The Trail of Tears was a series of forced removals of Native American nations from their ancestral homelands in the Southeastern United States to an area west of the Mississippi River that had been designated as Native Territory. The forced relocations were carried out by various government authorities following the passage of the Indian Removal Act in 1830. The relocated people suffered from exposure, disease, and starvation while en route, and more than four thousand died before reaching their various destinations. The removal included members of the Cherokee, Muscogee, Seminole, Chickasaw, and Choctaw nations. The phrase "Trail of Tears" originated from a description of the removal of the Cherokee Nation in 1838.
Between 1830 and 1850, the Chickasaw, Choctaw, Creek, Seminole, and Cherokee people (including Native Americans, and the African freedmen and slaves who lived among them) were forcibly removed from their traditional lands in the Southeastern United States, and relocated farther west. Those Native Americans that were relocated were forced to march to their destinations by state and local militias.

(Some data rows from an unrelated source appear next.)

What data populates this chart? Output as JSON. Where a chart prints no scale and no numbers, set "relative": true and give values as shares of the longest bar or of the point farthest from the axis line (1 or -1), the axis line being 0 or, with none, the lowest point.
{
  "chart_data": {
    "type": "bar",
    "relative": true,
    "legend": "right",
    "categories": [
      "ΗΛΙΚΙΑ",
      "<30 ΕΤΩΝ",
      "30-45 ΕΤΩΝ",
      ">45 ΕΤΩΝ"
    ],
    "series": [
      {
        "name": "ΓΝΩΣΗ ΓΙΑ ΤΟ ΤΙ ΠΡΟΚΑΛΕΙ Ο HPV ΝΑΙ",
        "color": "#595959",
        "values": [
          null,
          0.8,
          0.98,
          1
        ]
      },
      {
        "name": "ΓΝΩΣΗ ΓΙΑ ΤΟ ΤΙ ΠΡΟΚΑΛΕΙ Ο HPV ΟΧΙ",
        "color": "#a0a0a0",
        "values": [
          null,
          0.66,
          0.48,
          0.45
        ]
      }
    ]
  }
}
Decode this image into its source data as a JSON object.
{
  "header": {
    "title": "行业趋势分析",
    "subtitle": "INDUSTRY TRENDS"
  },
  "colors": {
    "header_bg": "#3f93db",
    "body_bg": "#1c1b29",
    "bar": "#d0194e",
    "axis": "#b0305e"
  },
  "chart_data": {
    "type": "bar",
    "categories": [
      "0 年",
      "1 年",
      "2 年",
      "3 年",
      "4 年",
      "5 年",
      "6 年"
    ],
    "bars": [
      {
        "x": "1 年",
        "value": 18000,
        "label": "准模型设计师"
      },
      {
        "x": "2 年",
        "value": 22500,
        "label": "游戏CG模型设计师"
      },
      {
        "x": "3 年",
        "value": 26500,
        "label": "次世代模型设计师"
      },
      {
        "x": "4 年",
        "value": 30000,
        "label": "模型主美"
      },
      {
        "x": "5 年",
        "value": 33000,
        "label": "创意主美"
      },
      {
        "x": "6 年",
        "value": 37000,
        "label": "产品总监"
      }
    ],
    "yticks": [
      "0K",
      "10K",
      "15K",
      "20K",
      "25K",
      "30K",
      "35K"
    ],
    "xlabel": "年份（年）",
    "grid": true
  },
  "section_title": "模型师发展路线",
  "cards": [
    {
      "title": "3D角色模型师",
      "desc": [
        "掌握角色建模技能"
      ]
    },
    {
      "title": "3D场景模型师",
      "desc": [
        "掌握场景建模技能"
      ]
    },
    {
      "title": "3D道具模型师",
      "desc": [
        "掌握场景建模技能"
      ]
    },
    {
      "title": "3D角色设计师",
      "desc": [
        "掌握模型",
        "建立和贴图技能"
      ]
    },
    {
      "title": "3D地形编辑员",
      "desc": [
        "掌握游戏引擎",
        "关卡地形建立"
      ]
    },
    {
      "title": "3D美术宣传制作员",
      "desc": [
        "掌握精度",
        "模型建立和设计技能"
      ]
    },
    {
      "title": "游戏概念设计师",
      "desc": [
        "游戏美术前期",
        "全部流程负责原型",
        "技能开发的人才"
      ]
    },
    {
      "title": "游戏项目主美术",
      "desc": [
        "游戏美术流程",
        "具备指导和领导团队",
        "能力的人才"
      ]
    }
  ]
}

The Cherokee removal in 1838 (the last forced removal east of the Mississippi) was brought on by the discovery of gold near Dahlonega, Georgia in 1828, resulting in the Georgia Gold Rush. Approximately 2,000-6,000 of the 16,543 relocated Cherokee perished along the way.
In 1830, a group of Indians collectively referred to as the Five Civilized Tribes, the Cherokee, Chickasaw, Choctaw, Muscogee, and Seminole, were living as autonomous nations in what would be later called the American Deep South. The process of cultural transformation, as proposed by George Washington and Henry Knox, was gaining momentum, especially among the Cherokee and Choctaw.